AMSTERDAM • Dutch artist and children's author Dick Bruna, whose much-loved cartoon rabbit Miffy has sold more than 80 million books in more than 50 languages since its creation in 1955, has died, his publisher said in a statement. He was 89.
He died in his sleep last Thursday in his hometown of Utrecht, publisher Mercis said.
Bruna created Miffy to entertain his infant son after seeing a rabbit in the dunes while on a seaside holiday and went on to relate the bunny's adventures in more than 30 books sold worldwide.
Miffy, known as Nijntje in Dutch, was his best-known creation, enjoying great popularity in Asia and adorning lunchboxes the world over.
She has two dots for eyes and a cross for her mouth. Bruna decided she should be a girl, as drawing dresses was more fun than trousers.
It is her endearing simplicity, along with that of her friends such as Poppy the kind pig lady and Snuffy the dog, which has cemented the books' universal appeal to pre-schoolers.

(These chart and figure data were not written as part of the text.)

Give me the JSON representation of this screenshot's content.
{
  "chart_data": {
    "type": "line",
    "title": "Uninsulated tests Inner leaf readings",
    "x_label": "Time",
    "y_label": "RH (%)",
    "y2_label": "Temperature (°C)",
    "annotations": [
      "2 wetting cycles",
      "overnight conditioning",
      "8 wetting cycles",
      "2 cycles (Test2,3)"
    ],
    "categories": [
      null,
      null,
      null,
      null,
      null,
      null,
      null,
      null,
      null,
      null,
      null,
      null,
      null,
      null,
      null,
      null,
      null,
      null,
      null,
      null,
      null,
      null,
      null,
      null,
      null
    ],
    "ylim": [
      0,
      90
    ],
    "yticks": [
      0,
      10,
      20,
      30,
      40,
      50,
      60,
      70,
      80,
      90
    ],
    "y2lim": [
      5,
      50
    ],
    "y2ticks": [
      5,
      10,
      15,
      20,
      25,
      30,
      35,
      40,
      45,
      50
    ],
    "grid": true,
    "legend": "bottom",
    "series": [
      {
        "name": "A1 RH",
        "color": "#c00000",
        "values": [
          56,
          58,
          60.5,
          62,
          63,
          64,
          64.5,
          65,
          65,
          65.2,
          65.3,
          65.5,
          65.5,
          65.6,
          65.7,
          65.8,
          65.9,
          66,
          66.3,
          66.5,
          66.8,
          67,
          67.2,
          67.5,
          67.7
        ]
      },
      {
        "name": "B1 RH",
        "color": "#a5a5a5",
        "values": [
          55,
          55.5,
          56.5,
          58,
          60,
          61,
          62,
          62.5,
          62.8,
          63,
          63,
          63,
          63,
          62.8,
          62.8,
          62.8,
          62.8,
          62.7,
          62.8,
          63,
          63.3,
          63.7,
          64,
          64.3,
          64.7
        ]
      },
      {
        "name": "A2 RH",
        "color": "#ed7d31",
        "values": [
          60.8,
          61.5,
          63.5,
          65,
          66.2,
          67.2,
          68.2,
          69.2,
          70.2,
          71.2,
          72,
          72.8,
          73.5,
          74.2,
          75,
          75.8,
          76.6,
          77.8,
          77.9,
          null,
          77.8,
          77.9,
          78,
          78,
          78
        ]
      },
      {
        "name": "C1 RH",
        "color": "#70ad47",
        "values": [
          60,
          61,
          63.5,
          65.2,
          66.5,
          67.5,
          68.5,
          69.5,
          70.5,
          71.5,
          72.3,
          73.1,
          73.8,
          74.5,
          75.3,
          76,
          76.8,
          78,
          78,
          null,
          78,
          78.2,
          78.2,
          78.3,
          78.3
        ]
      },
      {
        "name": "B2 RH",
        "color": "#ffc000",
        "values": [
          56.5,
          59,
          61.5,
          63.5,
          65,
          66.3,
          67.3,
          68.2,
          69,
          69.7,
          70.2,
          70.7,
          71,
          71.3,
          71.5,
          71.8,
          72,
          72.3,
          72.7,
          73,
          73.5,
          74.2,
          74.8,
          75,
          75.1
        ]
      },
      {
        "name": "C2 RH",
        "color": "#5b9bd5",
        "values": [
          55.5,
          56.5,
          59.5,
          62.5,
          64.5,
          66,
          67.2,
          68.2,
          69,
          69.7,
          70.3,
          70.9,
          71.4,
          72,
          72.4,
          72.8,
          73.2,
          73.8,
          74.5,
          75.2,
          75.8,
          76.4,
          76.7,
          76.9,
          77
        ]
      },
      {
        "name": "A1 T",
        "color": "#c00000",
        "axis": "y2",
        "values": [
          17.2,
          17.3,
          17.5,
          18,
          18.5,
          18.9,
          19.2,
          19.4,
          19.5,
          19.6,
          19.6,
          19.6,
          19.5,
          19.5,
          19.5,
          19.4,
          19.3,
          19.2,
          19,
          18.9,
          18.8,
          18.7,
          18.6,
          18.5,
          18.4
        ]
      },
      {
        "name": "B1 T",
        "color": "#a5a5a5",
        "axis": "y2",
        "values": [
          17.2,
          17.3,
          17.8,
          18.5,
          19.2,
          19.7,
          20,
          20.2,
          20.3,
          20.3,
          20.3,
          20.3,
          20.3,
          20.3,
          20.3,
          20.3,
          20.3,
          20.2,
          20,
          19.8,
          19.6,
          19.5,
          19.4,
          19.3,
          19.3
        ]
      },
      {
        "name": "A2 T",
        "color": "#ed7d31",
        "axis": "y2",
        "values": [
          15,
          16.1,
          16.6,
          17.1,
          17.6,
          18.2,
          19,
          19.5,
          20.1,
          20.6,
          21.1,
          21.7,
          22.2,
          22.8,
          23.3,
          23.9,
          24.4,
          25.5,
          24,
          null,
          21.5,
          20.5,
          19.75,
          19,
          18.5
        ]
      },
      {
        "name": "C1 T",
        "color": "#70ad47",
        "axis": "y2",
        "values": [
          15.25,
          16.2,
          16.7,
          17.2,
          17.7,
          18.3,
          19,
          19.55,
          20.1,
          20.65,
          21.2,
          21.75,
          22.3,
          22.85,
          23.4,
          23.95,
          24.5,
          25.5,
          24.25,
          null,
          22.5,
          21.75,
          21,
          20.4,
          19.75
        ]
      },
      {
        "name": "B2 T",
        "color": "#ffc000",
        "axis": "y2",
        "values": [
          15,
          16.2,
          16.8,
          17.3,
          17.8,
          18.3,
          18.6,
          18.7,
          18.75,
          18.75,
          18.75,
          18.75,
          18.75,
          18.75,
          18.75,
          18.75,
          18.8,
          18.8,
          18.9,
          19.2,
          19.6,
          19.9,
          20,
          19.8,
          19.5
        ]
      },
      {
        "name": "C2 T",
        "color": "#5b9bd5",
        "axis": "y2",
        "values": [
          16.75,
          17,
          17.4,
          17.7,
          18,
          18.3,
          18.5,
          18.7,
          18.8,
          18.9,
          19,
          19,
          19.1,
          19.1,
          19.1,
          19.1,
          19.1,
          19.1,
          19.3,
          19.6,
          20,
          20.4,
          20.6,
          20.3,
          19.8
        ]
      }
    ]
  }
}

The tales, told in small square books designed to fit little hands, help youngsters explore the world through Miffy's adventures in places such as the zoo or the doctor's.
But grown-up art lovers have also praised Bruna's mastery of minimalism.
"When I'm sitting at my drawing table, it sometimes feels as if a child is standing there looking straight at me," he once said of his work. "Children have this great directness. It's something I appreciate hugely."
He was born in Utrecht on Aug 23, 1927, and had been expected to join the family publishing company, once the largest in the Netherlands.
But drawing was his first love and, during a study tour of Paris in the 1940s, he was influenced by French painters Henri Matisse and Fernand Leger.
"Matisse, of course, taught me simplicity and the use of colours," he said. "In my work, I've also tried to reduce things as much as I could, leaving only the bare essentials."
Returning to Utrecht, he began his career as an illustrator of covers for books including Ian Fleming's James Bond series and Georges Simenon's Inspector Maigret thrillers. He took one element from a novel to feature on the cover - such as a pipe for Maigret, or a halo for Dutch series The Saint.
As Miffy's popularity grew, he devoted himself to her world as well as illustrating and writing other children's books.
Despite his worldwide popularity - hordes of young fans trekked to Utrecht to meet him - Bruna led a simple life. Rising before dawn most mornings, he would squeeze a fresh orange juice and draw a picture for his wife Irene.
Then, he would cycle through cobbled streets and over canals to his airy studio.
Before he retired in 2011, he admitted that starting a new book was always nerve-racking.
"When I'm drawing Miffy, just the face, the two eyes and the little cross, it can take forever to make her look a tiny bit unhappy or a tiny bit cheerful," he said. "I spend ages working on these minute details."
Each book was hand-drawn. Using a paintbrush dipped in black, Bruna carefully made tiny strokes to craft his character's outlines.
Specially printed coloured paper - blue, green, yellow and what is known as "Bruna red", which has a little orange mixed in to make it warmer - were then slipped behind transparencies to make a kind of collage.
"I have a small talent and I have to work hard to do something with it," he said.